Lassa fever response gaps
Nigeria’s fight against Lassa fever is being slowed by high specimen transport costs, inconsistent reporting, and weak data validation systems, the Nigeria Centre for Disease Control and Prevention (NCDC) has said, warning that these gaps are delaying early detection and coordinated response in some states. 
In an interview with the News Agency of Nigeria (NAN) on Monday in Abuja, NCDC Director-General Dr Jide Idris said moving samples from remote communities to state laboratories remains expensive and logistically difficult, especially in hard-to-reach areas where poor access roads, long travel time, and rising fuel costs stretch response timelines. 
The DG said the consequence is simple but dangerous: when samples arrive late, testing and confirmation are delayed, and contact tracing and treatment start late too. That delay, he explained, can worsen outcomes in outbreaks like Lassa fever, where time-to-diagnosis and time-to-care matter.

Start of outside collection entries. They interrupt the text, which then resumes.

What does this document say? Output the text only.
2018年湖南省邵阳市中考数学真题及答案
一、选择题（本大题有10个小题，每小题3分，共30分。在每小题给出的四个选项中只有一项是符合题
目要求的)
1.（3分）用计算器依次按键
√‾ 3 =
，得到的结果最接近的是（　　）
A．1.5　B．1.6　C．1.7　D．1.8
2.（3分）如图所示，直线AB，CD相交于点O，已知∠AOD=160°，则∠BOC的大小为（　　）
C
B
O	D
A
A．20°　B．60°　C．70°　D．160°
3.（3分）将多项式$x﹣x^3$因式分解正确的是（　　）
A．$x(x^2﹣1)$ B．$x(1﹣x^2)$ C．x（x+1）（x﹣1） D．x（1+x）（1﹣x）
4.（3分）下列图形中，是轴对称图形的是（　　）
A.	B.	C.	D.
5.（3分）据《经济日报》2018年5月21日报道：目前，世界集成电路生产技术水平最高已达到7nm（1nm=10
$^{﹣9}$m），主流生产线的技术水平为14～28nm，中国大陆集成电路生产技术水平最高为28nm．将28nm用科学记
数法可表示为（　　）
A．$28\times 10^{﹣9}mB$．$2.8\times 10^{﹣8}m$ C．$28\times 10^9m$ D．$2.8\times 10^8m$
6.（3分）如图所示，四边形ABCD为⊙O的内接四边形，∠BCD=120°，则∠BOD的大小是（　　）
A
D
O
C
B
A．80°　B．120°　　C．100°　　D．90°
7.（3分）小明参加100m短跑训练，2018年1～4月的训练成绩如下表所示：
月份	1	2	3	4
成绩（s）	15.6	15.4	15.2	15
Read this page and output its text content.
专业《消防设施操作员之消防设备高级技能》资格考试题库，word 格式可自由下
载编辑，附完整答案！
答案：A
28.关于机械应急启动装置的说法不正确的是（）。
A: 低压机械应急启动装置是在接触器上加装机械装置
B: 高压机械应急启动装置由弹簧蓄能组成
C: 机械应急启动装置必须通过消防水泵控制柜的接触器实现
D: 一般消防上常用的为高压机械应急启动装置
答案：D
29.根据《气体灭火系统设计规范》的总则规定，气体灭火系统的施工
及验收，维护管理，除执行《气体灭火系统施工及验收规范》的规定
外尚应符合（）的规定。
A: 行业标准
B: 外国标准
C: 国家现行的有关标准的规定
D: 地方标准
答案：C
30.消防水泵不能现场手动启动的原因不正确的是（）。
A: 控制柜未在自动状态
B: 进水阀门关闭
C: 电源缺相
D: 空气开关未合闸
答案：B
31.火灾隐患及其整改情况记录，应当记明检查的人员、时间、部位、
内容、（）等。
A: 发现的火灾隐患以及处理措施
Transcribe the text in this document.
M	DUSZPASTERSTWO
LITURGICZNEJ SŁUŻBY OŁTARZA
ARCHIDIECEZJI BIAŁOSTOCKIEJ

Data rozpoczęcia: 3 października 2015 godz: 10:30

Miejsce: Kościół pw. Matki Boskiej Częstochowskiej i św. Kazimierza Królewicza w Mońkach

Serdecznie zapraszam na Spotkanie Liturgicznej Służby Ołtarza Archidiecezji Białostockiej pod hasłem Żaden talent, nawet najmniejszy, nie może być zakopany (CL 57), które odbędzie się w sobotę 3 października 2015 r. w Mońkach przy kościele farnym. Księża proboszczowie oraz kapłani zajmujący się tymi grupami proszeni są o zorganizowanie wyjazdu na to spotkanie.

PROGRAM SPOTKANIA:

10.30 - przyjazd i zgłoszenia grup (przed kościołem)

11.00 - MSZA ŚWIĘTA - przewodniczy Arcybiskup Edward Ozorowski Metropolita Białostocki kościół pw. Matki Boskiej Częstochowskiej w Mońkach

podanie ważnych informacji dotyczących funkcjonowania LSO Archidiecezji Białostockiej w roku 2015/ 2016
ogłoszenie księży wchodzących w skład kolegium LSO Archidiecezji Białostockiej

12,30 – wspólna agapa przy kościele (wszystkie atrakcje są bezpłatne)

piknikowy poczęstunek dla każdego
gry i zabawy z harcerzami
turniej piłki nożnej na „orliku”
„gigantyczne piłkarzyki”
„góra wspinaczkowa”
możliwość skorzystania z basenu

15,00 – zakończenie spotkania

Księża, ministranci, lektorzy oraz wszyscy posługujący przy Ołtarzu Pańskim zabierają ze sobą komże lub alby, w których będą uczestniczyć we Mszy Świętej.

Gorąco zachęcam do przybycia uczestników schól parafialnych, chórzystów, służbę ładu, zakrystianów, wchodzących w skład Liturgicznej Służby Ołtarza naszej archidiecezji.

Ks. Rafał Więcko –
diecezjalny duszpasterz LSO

Specimen transport costs and the “last-mile” problem
According to Idris, the weakest link is often the “last mile” between communities and the nearest functional sample collection point or hospital. He said getting specimens from local areas to state hospitals is costly, and fuel and transportation challenges affect turnaround time. 
While the NCDC said the expansion of zonal laboratories has helped to improve testing turnaround compared to previous years, Idris noted that performance still varies widely across states, with some responding faster than others. 
That uneven performance, public health officials say, can create a dangerous gap where outbreaks spread quietly in places that are slow to detect and report.
NCDC’s response benchmark: the 7-1-7 target
Idris said the agency monitors outbreak performance with the 7-1-7 surveillance benchmark: detect suspected cases within seven days, report within one day, and initiate response within seven days. 
He added that beyond case confirmation, the agency tracks whether states report within 24 hours and respond within 48 hours, noting that response speed depends heavily on state-level execution even when national coordination exists. 
That point matters. NCDC coordinates nationally through its Incident Management System (IMS), but the DG stressed that outbreak control ultimately depends on how well states execute key steps: prompt reporting, rapid investigation, contact tracing, and infection prevention control.
https://ogelenews.ng/lassa-fever-response-gaps
Where the outbreak stands and why NCDC is worried
The warning comes amid renewed concern about the severity of the current outbreak. At a recent NCDC briefing in Abuja, Idris said Nigeria had recorded 318 confirmed cases and 70 deaths, putting the case fatality rate at 22%, with infections concentrated in a small number of states and local government areas. 
He noted that five states account for 91% of confirmed cases, while just 10 LGAs account for 68%, a pattern that suggests intense hotspots where response speed can determine whether numbers rise or fall. 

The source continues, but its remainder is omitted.